Bot Email Classifier - Project Details

Executive Summary

Developed and deployed a production machine learning system to detect bot-generated email addresses in real-time during SSO authentication events. The solution achieved 92% accuracy with 94% precision, effectively blocking coordinated bot registration campaigns while maintaining low false-positive rates for legitimate users.

Key Achievement: Successfully operationalized a machine learning model from research to production, including custom tooling development for real-time feature engineering and inference at authentication time.

Business Problem

The organization faced persistent automated account creation attacks where adversaries used bot-generated email patterns to create thousands of fake accounts. These attacks had multiple impacts:

Pollution of user databases with fake accounts
Resource consumption from fraudulent registrations
Potential for coordinated abuse campaigns
Manual investigation overhead for security analysts

Traditional rule-based detection was insufficient—attackers adapted patterns faster than rules could be updated. A machine learning approach was needed to identify structural patterns in bot-generated emails that humans might miss.

Technical Approach

Feature Engineering

Rather than relying on simple heuristics, I engineered features that captured the structural and statistical patterns in email addresses:

Character-level n-grams (TFIDF): Captured recurring character sequences typical of bot-generated strings (e.g., random consonant clusters, keyboard walks)
Statistical features: Digit ratios, vowel distributions, character entropy, and length metrics
Domain characteristics: TLD patterns, subdomain presence, disposable email service indicators
Dimensionality reduction (PCA): Compressed high-dimensional TFIDF features while retaining discriminative power

Model Development

Built a logistic regression classifier trained on labeled historical data. The model learned to distinguish between organic email patterns (user-chosen addresses) and programmatically generated ones. Feature selection and hyperparameter tuning focused on maintaining high precision to minimize false positives impacting legitimate users.

91.8%

Accuracy

93.7%

Precision

89.6%

Recall

Production Operationalization

The most challenging aspect was bridging the gap between offline model training and real-time production inference. The model was trained on pre-computed features, but production systems only had raw email strings at authentication time.
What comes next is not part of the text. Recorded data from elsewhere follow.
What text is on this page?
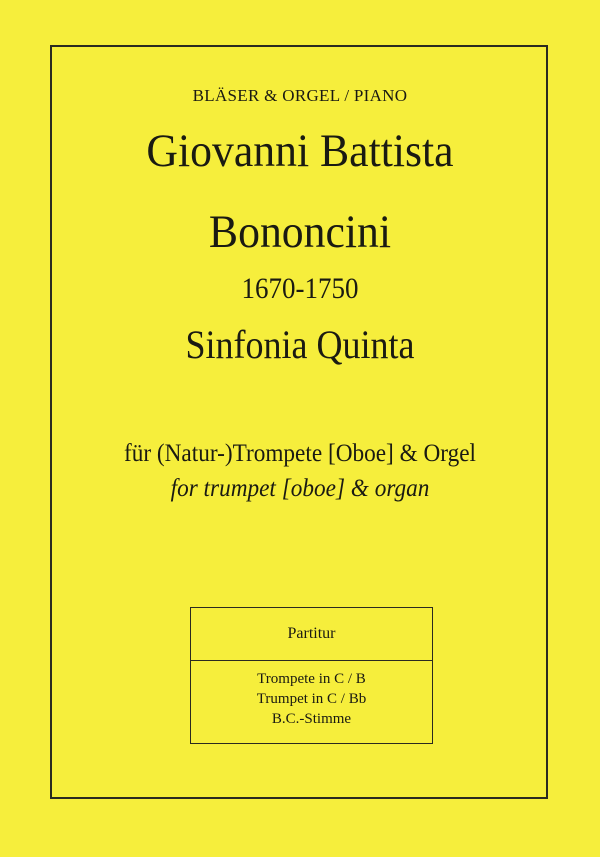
BLÄSER & ORGEL / PIANO
Giovanni Battista
Bononcini
1670-1750
Sinfonia Quinta
für (Natur-)Trompete [Oboe] & Orgel
for trumpet [oboe] & organ
Partitur
Trompete in C / B
Trumpet in C / Bb
B.C.-Stimme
Solution: Developed a custom command (emailaddressfeatures) that performs real-time feature extraction on streaming authentication events. This command:

Ingests raw email addresses from SSO events
Calculates all required features (n-grams, statistical metrics, domain properties) on-the-fly
Integrates seamlessly into the existing security monitoring pipeline
Maintains sub-second latency to avoid impacting authentication flows

Deployment Architecture

The solution operates as part of the real-time security monitoring stack:

SSO authentication events stream into the security data platform
Custom feature extraction command processes each registration event
Pre-trained TFIDF vectorizer and PCA models transform features
Logistic regression model scores the email address
High-risk scores trigger automated blocking and alert generation

Business Impact

Automated Detection: Eliminated manual review of suspicious registration patterns
Scalable Defense: Handles thousands of registrations per hour with consistent accuracy
Adaptive Learning: Model can be retrained on new attack patterns as they emerge
Low False Positives: 94% precision ensures legitimate users are rarely impacted

Technical Skills Demonstrated

End-to-end ML pipeline development (data collection, feature engineering, training, deployment)
Production ML operationalization and real-time inference systems
Custom tooling development for security automation
Security data analysis and threat pattern recognition
Performance optimization for low-latency security decisions

Key Takeaway: This project demonstrates ability to move beyond proof-of-concept ML models to production-grade security systems. The challenge wasn't just building an accurate model—it was engineering the infrastructure to deploy it reliably at scale in a security-critical authentication flow.

Future Enhancements

Potential improvements identified during development:

Incorporate behavioral features (registration velocity, IP reputation, device fingerprinting)
Implement online learning to adapt to evolving bot patterns without full retraining
Add explainability layer to surface which features triggered high-risk scores
Expand to other authentication vectors beyond email (username patterns, etc.)